NCPA - National Center for Policy Analysis

The Human Cost of Environmental Extremism

April 23, 2004

Environmental extremism costs humans their jobs, homes, and even lives, according to Dawn Collier of the Pacific Legal Foundation. For example:

  • In 1991, a federal court sided with environmentalists in prohibiting logging on 24 million acres in Washington, Oregon and California -- a move that helped eliminate 130,000 logging jobs and shut down 900 sawmills in the region.
  • In California's San Francisco Bay Area, which has one of the worst housing shortages in the nation, 406,708 acres of land were designated as critical habitat for the Alameda whipsnake; just last year a district court ruled that the designation of the habitat was illegal and ignored Endangered Species Act requirements.
  • Environmentalists have successfully halted many logging projects designed to reduce fire danger and protect lives and property following the 17,000 acre Star Fire in El Dorado and Tahoe National Forests.

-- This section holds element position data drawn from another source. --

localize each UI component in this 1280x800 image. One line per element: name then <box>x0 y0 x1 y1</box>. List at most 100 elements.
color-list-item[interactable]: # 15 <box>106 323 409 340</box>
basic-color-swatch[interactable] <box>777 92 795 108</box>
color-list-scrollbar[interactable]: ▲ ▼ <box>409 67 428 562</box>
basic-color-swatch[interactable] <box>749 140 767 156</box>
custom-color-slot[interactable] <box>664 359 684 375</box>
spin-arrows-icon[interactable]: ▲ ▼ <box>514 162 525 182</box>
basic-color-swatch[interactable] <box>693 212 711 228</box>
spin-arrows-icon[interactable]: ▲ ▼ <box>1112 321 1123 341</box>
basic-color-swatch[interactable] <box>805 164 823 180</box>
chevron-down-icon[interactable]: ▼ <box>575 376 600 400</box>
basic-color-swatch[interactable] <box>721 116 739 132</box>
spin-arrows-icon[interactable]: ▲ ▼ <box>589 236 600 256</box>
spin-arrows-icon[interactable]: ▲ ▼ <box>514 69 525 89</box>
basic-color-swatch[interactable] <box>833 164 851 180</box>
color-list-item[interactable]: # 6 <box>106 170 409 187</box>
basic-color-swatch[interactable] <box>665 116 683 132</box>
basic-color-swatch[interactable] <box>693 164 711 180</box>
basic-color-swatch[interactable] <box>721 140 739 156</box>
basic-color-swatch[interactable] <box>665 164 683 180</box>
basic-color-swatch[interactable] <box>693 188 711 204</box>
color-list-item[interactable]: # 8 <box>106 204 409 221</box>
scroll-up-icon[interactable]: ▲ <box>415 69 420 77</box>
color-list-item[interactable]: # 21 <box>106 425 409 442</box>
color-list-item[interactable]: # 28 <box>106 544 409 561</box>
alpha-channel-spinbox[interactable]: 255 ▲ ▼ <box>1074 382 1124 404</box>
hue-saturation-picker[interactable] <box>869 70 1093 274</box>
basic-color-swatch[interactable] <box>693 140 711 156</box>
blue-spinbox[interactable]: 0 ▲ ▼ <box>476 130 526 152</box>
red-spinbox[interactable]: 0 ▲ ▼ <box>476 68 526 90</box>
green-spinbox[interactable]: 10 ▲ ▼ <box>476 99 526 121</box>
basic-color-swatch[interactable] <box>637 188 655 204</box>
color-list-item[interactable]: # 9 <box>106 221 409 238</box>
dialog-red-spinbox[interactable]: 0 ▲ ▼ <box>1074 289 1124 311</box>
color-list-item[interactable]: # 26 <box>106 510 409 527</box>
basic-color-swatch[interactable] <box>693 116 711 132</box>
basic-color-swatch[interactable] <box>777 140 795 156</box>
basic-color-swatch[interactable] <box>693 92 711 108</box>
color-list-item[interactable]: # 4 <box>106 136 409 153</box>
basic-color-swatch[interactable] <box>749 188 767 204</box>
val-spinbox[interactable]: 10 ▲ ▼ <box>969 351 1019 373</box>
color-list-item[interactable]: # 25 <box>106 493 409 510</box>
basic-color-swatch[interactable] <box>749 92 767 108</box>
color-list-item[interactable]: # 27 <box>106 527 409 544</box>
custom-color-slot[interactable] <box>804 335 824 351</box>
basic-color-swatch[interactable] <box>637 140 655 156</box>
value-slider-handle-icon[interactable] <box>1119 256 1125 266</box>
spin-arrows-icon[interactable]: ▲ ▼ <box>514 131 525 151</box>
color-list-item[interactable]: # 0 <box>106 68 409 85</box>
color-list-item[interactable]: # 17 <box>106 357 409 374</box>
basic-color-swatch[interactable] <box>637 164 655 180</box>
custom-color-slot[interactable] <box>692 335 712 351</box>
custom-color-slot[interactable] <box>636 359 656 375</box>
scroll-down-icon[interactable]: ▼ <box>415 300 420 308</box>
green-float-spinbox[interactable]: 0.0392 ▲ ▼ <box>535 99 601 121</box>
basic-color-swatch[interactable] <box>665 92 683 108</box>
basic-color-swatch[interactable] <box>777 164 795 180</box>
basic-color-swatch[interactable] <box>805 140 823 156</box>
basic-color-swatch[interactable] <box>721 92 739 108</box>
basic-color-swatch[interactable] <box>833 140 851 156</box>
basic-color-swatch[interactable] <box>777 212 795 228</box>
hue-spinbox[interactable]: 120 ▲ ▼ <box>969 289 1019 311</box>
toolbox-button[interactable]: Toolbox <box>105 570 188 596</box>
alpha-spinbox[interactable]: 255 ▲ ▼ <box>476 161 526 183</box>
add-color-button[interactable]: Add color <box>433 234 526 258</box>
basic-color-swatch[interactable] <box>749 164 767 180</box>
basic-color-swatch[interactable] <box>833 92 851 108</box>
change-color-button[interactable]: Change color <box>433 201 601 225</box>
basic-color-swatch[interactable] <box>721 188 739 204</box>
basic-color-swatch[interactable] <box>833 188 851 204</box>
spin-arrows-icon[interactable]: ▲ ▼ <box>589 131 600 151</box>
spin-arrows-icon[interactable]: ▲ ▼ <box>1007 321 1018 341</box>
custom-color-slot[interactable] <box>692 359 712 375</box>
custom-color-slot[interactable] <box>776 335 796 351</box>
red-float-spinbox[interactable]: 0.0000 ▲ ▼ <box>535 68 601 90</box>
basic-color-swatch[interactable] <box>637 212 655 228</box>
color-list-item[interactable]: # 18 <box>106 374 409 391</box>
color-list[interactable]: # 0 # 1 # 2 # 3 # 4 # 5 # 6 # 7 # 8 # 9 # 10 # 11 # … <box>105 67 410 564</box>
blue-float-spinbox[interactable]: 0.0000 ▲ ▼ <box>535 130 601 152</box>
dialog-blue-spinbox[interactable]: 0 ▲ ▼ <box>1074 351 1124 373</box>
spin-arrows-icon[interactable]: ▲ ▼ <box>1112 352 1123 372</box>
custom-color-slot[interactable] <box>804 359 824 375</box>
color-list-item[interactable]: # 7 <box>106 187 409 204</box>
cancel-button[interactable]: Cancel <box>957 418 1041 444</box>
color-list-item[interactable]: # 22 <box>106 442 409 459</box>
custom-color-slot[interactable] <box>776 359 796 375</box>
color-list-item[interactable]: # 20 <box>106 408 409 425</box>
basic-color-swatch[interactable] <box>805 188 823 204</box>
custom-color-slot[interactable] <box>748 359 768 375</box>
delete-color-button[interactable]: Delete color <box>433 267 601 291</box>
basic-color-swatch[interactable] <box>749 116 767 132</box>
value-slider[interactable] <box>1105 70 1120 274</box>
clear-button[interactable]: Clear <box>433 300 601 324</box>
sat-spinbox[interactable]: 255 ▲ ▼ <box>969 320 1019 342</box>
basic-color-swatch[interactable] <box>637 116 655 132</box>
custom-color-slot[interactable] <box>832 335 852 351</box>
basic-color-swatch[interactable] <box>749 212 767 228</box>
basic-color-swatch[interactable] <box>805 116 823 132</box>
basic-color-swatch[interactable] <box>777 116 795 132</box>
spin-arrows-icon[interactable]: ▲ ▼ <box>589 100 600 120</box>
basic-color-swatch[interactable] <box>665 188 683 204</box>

Moreover, even the ability to enjoy nature areas and preserved habitats are off limits to people when extreme environmentalism has its way. Currently, over 210 miles of Pacific coastline in three states are restricted in order to protect the Western snowy plover shorebird, which is not even listed as a threatened species. In some areas, simply walking on the beach is prohibited

"People are paying a high price for overzealous environmental laws and regulation," says M. David Stirling, Vice President of PLF.